As Amazon Fresh Looms, Ocado Aims To Sell More Tech Than Food
At Ocado’s warehouse in Hatfield, a half-hour north of Central London by train, hundreds of red shopping crates wind their way through a labyrinth of conveyor belts.
The plastic crates make a series of pit stops, where workers fill them with any of 45,000 different products in the warehouse: corn flakes here, oysters there, bananas farther along. The crated groceries are then loaded into vans in time to make it to homes across Britain within a one-hour window.
The sophistication of the operation has many investors betting that the most important product for Ocado – the world’s biggest online grocery specialist – might not be food, but technology. With the stock trading at about 140 times estimated earnings, the stakes are high.
"If you believe Ocado is simply a UK grocer, the valuation is ridiculous,” said Charles Allen, an analyst at Bloomberg Intelligence, “but if you believe they have some technology to sell, then its outlook is much brighter.”
Ocado has ploughed hundreds of millions of pounds into its UK distribution centres, and this, coupled with the thin margins in the grocery business, means that the company has reported just one annual profit in its 15-year history.
Chief executive officer Tim Steiner plans to boost returns by licensing Ocado’s technology to an international grocer – a prospect that he has been talking up for two years. With speculation that Amazon.com is preparing a delivery station near London to offer its rival ‘Fresh’ service, the pressure is mounting.
Steiner, a former Goldman Sachs banker, says that he wants to provide grocers with all of the computer technology and warehouse equipment they need to run an online service of any size. Ocado’s system offers “better operational efficiency than anything that’s been launched globally,” Steiner said on a conference call with analysts in June. He said that the company is in advanced talks with multiple potential partners and aims to sign an international deal by December. Steiner declined to be interviewed for this article.
Andrew Gwynn, an analyst at UBS AG, cautioned that by targeting a deal this year, Ocado may have “backed itself into a corner”. The credibility of any partner is paramount, and Steiner shouldn’t rush into an agreement with a “lower- or mid-league” grocer that wouldn’t provide the revenue boost needed to justify Ocado’s investment in technology, he said.

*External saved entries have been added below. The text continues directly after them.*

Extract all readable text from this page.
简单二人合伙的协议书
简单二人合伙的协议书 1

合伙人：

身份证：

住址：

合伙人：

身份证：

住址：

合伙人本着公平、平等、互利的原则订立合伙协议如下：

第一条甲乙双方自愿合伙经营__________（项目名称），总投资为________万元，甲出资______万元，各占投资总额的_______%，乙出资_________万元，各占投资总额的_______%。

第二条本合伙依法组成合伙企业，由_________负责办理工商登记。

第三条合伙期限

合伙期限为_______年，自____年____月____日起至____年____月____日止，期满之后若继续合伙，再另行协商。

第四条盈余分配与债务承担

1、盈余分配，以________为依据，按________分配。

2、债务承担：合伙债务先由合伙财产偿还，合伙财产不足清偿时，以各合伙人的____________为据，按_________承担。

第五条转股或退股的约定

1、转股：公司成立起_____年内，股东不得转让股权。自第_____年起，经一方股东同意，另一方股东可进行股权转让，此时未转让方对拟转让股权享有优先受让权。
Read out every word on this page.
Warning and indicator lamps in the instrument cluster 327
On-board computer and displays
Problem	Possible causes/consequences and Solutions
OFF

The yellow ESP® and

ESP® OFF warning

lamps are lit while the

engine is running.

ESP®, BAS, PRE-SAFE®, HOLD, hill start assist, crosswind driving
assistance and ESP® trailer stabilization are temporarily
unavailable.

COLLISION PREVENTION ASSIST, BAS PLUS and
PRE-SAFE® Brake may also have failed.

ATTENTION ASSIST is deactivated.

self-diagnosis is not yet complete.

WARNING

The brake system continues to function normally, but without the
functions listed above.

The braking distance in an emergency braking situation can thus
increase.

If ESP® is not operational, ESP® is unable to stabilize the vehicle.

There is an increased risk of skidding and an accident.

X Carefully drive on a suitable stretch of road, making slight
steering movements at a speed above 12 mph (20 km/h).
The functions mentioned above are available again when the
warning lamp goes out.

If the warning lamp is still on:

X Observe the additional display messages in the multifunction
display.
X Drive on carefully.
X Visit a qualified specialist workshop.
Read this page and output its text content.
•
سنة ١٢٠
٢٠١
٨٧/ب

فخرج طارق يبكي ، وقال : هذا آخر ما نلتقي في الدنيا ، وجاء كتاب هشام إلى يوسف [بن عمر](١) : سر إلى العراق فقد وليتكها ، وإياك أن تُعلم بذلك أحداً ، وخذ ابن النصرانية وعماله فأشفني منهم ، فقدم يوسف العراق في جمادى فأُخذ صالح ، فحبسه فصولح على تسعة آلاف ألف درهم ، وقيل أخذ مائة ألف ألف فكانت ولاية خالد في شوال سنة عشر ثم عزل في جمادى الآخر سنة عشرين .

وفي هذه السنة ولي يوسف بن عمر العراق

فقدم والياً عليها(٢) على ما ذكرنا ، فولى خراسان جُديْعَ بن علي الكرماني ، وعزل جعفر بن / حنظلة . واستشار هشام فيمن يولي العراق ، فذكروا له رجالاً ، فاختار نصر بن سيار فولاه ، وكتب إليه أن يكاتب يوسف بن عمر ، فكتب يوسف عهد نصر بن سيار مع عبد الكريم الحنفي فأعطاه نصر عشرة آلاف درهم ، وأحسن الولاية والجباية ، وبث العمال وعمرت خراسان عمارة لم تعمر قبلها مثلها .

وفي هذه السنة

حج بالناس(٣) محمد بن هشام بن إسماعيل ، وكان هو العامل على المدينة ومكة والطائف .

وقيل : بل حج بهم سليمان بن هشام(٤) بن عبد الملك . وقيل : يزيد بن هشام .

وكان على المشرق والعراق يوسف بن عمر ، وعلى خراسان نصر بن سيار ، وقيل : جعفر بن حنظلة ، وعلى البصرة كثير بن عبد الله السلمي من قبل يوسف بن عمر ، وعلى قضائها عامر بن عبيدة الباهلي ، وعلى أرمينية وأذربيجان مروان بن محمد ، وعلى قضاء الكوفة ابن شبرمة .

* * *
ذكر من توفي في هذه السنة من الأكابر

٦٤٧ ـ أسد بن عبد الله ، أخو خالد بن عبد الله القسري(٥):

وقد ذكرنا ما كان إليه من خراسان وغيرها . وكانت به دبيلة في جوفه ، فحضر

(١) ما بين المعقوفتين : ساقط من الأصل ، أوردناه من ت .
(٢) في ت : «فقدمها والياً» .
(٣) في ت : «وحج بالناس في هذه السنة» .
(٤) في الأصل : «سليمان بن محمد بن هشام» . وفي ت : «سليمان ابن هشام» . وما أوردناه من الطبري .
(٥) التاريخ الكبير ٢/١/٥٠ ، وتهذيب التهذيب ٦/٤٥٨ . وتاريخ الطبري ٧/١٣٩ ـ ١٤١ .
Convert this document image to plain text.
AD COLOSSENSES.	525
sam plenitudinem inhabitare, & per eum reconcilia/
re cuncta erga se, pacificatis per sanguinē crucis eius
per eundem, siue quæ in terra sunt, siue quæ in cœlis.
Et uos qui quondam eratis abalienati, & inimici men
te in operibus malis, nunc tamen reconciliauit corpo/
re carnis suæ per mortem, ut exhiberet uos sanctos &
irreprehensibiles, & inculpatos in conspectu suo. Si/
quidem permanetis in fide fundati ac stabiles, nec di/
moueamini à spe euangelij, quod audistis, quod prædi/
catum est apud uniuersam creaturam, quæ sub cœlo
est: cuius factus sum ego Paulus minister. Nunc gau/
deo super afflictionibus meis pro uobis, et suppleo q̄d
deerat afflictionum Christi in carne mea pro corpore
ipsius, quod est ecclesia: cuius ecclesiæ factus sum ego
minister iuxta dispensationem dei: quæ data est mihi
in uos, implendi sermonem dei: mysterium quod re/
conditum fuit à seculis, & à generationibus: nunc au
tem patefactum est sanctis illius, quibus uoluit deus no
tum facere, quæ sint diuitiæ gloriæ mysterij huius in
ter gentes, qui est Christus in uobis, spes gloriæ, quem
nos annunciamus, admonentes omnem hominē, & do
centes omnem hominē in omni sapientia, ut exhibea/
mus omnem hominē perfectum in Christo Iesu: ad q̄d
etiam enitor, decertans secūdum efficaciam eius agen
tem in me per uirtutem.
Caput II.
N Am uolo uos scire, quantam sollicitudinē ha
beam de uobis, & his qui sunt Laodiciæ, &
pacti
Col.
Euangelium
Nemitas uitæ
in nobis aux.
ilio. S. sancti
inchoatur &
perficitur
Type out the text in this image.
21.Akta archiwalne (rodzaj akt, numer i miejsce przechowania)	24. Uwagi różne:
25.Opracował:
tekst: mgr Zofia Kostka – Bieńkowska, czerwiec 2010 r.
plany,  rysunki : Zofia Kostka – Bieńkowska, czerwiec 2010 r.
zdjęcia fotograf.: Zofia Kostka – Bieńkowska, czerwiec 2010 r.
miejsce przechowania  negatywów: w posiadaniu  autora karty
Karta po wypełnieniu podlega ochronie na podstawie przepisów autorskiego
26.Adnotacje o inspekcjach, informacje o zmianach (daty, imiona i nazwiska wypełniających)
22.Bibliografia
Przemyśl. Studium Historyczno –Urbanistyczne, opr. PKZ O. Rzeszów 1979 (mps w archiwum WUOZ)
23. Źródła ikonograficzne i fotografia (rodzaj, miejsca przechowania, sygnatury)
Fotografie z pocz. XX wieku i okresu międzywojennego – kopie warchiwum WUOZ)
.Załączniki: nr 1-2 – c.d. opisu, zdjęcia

Many of the largest potential partners already have online services, often supplied with goods directly from their own stores. Of the 24 grocers that generated at least £20 billion ($31.6 billion) in sales last year globally, all but one sell food online, according to brokerage Redburn.
In the US, Ocado faces competition from both established players and new entrants. Royal Ahold NV’s Peapod, an online grocer with 25 years’ experience, has said that it may consider licensing its technology.
A start-up called Instacart has a low-tech, Uber-esque alternative: instead of building warehouses and shipping operations, the company simply hires personal shoppers. Customers place an order from their favourite grocer via an app, one of Instacart’s 10,000 shoppers goes to a store, picks up the goods and delivers them. Instacart is valued at $2 billion – roughly two thirds of Ocado’s market capitalisation – and already counts Costco, Safeway and Whole Foods among its partners.
With an international deal elusive, scepticism still surrounds Ocado. Almost half the analysts covering the company recommend selling the stock. According to data compiled by Markit, a London research firm, traders have borrowed and sold 9 per cent of the company’s shares in so-called short sales – a bet that they’ll be able to buy the stock back at a lower price. That compares with an average of 1.7 per cent across the FTSE 250 Index.
“There’s a lot of negative talk about Ocado’s prospects, and management are sensitive to that,” said Richard Hyman, an independent retail consultant in London who follows the industry closely. “Building revenue internationally is critical for their future, and they need to get their skates on.”